— Или, скажем, лист дерева. Если присмотреться — это сложнейшая вселенная, но она конечна. Самый крупный лист встречается в Китае: метр 22 сантиметра в ширину и вдвое больше в длину. Огромный, но не бесконечный. И в этом есть своя логика. Лист еще более внушительных размеров мог бы вырасти поистине на исполинском дереве, однако самое высокое дерево, растущее в Америке, не превышает 86 метров; высота, конечно, впечатляющая, но и ее совершенно недостаточно, чтобы удержать пусть даже ограниченное, несомненно ограниченное число листьев, размеры которых превосходили бы размеры листьев, произрастающих в Китае. Улавливаете логику?
Анн Девериа улавливала.
— Что и говорить, это довольно утомительные и сложные изыскания.
Главное в них — понять. И описать.

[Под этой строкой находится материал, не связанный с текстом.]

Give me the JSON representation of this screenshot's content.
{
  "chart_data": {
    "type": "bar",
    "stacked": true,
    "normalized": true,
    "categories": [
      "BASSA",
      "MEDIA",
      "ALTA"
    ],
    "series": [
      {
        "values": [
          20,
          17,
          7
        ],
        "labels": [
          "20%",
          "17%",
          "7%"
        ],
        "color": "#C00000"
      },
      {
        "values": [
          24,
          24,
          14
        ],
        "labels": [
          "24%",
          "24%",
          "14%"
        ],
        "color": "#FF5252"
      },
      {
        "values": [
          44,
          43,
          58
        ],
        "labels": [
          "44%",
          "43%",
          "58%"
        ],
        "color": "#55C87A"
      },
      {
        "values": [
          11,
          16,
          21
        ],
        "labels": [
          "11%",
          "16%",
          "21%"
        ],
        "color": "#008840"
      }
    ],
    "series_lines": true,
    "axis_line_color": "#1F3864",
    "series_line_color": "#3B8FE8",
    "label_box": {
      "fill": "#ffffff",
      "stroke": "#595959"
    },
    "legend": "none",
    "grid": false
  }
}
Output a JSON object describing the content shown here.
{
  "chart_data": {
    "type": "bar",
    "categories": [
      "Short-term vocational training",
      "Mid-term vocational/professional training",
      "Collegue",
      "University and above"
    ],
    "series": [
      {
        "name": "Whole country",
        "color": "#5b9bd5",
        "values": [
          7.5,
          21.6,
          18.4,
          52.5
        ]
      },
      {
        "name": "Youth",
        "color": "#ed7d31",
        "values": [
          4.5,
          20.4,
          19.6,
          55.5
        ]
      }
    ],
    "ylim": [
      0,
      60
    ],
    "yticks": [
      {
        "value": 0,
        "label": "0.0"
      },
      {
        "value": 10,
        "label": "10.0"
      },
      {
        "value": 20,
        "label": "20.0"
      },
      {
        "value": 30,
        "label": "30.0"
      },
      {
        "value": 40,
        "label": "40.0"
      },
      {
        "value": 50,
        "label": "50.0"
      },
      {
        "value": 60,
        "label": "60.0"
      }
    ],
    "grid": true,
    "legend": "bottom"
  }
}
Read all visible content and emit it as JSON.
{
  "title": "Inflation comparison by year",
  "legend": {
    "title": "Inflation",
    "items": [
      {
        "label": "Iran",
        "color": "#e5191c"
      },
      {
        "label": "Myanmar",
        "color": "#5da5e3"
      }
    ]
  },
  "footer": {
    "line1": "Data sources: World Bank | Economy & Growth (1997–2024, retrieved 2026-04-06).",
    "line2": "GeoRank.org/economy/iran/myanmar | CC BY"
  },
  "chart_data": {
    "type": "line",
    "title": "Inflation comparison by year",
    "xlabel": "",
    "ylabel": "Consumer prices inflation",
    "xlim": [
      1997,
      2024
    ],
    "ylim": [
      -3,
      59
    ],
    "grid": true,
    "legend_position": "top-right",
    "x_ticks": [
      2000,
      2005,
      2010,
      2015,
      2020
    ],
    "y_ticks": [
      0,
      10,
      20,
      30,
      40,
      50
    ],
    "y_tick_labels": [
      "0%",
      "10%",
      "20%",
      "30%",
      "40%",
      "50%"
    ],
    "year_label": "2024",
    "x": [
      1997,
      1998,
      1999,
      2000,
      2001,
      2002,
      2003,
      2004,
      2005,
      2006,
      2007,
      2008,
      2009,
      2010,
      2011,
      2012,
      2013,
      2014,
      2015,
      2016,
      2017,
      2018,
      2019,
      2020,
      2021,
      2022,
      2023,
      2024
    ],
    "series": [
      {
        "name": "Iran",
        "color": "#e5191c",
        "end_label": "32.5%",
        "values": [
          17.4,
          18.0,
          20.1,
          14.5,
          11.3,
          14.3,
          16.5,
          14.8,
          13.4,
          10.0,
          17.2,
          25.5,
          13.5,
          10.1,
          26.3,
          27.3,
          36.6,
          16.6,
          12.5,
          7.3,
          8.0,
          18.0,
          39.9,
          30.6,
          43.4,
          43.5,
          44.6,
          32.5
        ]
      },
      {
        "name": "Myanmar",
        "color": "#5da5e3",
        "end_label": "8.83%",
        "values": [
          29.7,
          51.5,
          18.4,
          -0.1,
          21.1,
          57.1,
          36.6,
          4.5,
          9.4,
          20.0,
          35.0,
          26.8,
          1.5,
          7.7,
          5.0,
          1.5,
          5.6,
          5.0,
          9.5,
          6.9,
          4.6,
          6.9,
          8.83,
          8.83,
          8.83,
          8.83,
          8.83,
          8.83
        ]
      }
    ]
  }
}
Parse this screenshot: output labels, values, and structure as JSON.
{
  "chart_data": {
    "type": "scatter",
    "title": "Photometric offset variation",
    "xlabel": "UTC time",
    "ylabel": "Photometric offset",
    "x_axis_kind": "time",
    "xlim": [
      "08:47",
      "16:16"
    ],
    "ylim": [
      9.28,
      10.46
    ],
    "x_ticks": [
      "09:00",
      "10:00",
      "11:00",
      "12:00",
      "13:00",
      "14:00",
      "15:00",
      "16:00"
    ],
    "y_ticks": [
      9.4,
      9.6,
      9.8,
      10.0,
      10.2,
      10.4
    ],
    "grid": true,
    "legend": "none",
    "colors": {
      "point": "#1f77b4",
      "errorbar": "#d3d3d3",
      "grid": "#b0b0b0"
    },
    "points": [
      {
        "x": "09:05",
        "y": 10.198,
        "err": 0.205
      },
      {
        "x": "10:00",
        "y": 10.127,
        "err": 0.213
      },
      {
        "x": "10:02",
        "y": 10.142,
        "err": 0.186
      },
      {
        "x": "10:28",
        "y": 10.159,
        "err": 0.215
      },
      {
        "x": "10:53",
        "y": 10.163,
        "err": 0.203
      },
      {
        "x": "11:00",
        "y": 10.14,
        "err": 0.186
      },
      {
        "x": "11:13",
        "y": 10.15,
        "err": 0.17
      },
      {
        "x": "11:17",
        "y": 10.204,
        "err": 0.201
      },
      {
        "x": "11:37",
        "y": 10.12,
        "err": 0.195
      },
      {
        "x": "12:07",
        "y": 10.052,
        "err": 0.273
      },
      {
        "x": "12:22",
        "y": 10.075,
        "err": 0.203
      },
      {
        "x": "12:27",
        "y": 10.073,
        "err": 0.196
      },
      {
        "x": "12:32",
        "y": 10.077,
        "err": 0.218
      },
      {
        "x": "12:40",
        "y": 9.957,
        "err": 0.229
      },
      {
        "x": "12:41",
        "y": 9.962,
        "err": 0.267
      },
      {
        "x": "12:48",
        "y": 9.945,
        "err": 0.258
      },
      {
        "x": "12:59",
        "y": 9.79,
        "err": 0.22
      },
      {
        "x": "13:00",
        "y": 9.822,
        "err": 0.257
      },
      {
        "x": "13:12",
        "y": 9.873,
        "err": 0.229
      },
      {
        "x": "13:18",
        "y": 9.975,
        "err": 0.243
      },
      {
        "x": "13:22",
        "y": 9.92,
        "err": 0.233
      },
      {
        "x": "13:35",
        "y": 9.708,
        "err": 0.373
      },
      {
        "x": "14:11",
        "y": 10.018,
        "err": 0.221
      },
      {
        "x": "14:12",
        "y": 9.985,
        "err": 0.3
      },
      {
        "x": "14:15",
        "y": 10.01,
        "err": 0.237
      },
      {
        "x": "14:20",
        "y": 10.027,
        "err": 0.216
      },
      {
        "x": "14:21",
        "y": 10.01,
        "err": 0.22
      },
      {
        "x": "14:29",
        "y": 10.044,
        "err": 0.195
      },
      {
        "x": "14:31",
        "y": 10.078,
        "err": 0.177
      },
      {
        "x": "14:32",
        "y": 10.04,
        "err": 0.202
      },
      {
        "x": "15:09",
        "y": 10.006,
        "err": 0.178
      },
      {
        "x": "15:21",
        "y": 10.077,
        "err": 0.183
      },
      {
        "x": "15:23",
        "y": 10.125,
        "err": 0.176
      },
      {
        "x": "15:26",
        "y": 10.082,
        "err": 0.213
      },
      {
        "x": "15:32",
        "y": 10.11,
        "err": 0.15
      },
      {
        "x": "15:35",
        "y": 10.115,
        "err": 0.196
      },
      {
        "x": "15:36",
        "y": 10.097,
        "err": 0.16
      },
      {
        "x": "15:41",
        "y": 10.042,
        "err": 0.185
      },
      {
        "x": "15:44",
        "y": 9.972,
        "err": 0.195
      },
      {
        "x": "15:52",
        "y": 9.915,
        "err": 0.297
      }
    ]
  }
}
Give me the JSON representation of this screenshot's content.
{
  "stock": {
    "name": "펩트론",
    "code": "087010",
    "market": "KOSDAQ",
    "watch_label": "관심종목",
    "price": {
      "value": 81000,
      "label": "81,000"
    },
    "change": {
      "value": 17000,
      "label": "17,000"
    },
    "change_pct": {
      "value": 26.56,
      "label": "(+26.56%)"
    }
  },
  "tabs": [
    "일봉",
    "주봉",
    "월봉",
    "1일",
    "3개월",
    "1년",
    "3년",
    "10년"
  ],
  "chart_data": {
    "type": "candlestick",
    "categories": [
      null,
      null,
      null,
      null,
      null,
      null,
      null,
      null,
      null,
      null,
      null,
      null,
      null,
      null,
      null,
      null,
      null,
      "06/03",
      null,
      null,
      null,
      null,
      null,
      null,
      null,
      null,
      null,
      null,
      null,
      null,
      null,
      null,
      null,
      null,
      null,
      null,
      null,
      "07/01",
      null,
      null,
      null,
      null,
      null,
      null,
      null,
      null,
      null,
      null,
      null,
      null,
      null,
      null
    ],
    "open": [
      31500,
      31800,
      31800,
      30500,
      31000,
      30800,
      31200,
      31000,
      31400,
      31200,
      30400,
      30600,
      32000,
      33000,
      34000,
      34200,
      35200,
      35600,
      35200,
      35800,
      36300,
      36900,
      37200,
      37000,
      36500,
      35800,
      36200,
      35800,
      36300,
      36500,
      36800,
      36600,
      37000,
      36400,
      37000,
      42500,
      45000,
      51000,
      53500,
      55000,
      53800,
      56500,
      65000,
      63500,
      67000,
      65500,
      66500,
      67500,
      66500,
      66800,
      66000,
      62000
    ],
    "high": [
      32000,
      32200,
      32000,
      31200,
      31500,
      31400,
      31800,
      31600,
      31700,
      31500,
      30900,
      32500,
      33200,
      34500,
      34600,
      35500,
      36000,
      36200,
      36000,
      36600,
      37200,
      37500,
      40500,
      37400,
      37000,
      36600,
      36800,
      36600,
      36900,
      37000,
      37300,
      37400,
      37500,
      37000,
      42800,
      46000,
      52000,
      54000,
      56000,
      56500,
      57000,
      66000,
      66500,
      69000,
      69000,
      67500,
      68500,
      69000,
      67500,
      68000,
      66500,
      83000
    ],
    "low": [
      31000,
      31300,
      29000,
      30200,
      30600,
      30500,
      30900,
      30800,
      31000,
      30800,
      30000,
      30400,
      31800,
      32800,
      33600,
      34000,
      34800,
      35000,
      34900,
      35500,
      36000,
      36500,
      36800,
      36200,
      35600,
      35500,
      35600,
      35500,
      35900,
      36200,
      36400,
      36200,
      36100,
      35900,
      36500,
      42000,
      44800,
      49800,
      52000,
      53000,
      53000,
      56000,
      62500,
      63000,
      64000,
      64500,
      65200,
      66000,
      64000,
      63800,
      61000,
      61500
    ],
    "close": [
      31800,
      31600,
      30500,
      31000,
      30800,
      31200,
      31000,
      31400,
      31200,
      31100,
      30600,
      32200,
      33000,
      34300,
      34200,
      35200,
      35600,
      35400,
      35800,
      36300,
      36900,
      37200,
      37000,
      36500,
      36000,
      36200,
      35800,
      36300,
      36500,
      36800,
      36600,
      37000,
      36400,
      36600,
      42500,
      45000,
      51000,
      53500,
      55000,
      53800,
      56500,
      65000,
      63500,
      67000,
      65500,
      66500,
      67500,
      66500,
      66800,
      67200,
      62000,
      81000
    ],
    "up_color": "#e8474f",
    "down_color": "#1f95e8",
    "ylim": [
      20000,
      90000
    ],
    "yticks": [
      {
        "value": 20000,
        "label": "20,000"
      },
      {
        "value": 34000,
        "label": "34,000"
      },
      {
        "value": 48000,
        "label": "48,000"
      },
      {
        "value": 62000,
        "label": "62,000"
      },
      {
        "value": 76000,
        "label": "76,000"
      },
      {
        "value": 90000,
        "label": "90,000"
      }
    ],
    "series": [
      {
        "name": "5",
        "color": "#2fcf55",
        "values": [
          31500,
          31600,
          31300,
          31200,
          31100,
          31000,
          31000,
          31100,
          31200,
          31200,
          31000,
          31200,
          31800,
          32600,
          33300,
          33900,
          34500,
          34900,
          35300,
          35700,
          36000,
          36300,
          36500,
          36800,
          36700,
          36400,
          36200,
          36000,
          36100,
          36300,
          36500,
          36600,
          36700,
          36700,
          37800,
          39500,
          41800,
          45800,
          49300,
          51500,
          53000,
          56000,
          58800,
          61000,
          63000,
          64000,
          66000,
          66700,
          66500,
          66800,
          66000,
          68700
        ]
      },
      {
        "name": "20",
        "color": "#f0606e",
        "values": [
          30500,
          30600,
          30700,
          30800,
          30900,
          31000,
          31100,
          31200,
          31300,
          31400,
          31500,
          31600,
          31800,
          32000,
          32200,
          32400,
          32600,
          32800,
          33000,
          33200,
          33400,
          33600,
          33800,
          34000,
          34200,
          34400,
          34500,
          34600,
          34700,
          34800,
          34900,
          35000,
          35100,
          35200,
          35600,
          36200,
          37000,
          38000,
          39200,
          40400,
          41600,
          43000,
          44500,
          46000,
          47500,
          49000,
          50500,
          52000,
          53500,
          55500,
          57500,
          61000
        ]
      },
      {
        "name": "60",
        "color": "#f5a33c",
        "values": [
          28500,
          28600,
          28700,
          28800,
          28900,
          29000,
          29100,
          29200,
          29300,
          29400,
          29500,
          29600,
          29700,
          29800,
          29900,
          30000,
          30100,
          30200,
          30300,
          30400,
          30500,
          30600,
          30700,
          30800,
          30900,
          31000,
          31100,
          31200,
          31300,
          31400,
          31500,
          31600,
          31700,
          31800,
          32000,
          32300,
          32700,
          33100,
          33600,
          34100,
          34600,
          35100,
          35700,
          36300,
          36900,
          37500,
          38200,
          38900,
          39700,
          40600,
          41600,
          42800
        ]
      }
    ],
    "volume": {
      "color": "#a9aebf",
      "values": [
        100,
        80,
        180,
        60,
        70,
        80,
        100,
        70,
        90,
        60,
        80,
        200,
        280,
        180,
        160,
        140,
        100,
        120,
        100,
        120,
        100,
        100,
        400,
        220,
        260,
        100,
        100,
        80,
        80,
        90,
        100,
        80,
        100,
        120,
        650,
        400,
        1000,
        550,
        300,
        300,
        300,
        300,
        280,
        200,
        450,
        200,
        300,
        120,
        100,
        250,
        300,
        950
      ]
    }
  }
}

Недавно я завершил раздел Закаты.
Знаете, все же это гениально, что дни кончаются. Гениально. Дни, а потом ночи. И снова дни. Кажется, так и должно быть, но в том-то и вся гениальность. Там, где природа решает поместить свои пределы, рождается незаурядное зрелище. Закаты. Я изучал их несколько недель подряд. Не так-то просто понять закат. У него свои ритм, своя мера, свой цвет. А поскольку ни один закат не похож на другой, ученый должен умело различать детали и обособлять сущность, до тех пор, пока он сможет сказать: да, это закат, закат в чистом виде. Вам скучно?
Анн Девериа не было скучно. То есть не более, чем всегда.
— И вот теперь я у моря. Море. Подобно всему на свете, оно тоже кончается, но видите, и здесь, как в случае с закатами, самое трудное — обособить идею, иначе говоря, обобщить длинную цепочку рифов, берегов, заливов в единый образ, в понятие
— Бартльбум…
— Да?
— Спросите меня, зачем я здесь. Зачем.
— Молчание. Замешательство.
— А я не спросил?
— Спросите сейчас.
— Зачем вы здесь, мадам Девериа?
— Чтобы вылечиться.
Снова замешательство. Снова молчание. Бартльбум берет чашку. Подносит ее к губам. Она пуста. Ой. Чашка возвращается на место.
— От чего?
— Это особая болезнь. Неверность.
— Простите?
— Неверность, Бартльбум. Я изменила мужу. И муж считает, что морской климат укротит страсть, морские просторы укрепят нравственность, а морское успокоение поможет мне забыть любовника.
— В самом деле?
— Что в самом деле?
— Вы в самом деле изменили мужу?
— Да.
— Еще чаю?
Пристроившись на самом краю света, по соседству с концом моря, таверна «Альмайер» потакала в тот вечер темноте, заглушавшей краски ее стен, всей земли и целого океана. В своей уединенности таверна казалась напрочь забытой. Словно некогда вдоль берега моря прошел пестрый караван таверн на любой вкус, и от каравана отбилась одна утомленная таверна; она пропустила своих спутниц и решила обосноваться на этом взгорье, поддавшись собственной слабости и склонив голову в ожидании конца. Такой была таверна «Альмайер».
Ее отличала красота, свойственная побежденным. И ясность, присущая слабым. И совершенное одиночество утраченного.
Художник Плассон только-только возвращался. Насквозь промокший, он восседал со своими холстами и красками на носу лодки, подгоняемой ударами весел, которыми ловко орудовал рыжеволосый отрок.
— Спасибо, Дол. До завтра.
— Доброй ночи, господин Плассон.
Как Плассон еще не загнулся от воспаления легких, оставалось загадкой.
Обыкновенный человек не может часами простаивать на северном ветру, когда прибой заливается ему в штаны: рано или поздно он отправляется на тот свет.
— Сначала он должен закончить свою картину, — заметила Дира.
— Никогда он ее не закончит, — возразила мадам Девериа.
— Значит, он никогда и не умрет.
В комнате номер 3, на втором этаже, керосиновая лампа бережно освещала — разнося по окрестным сумеркам ее тайну — благоговейную исповедь профессора Исмаила Бартльбума.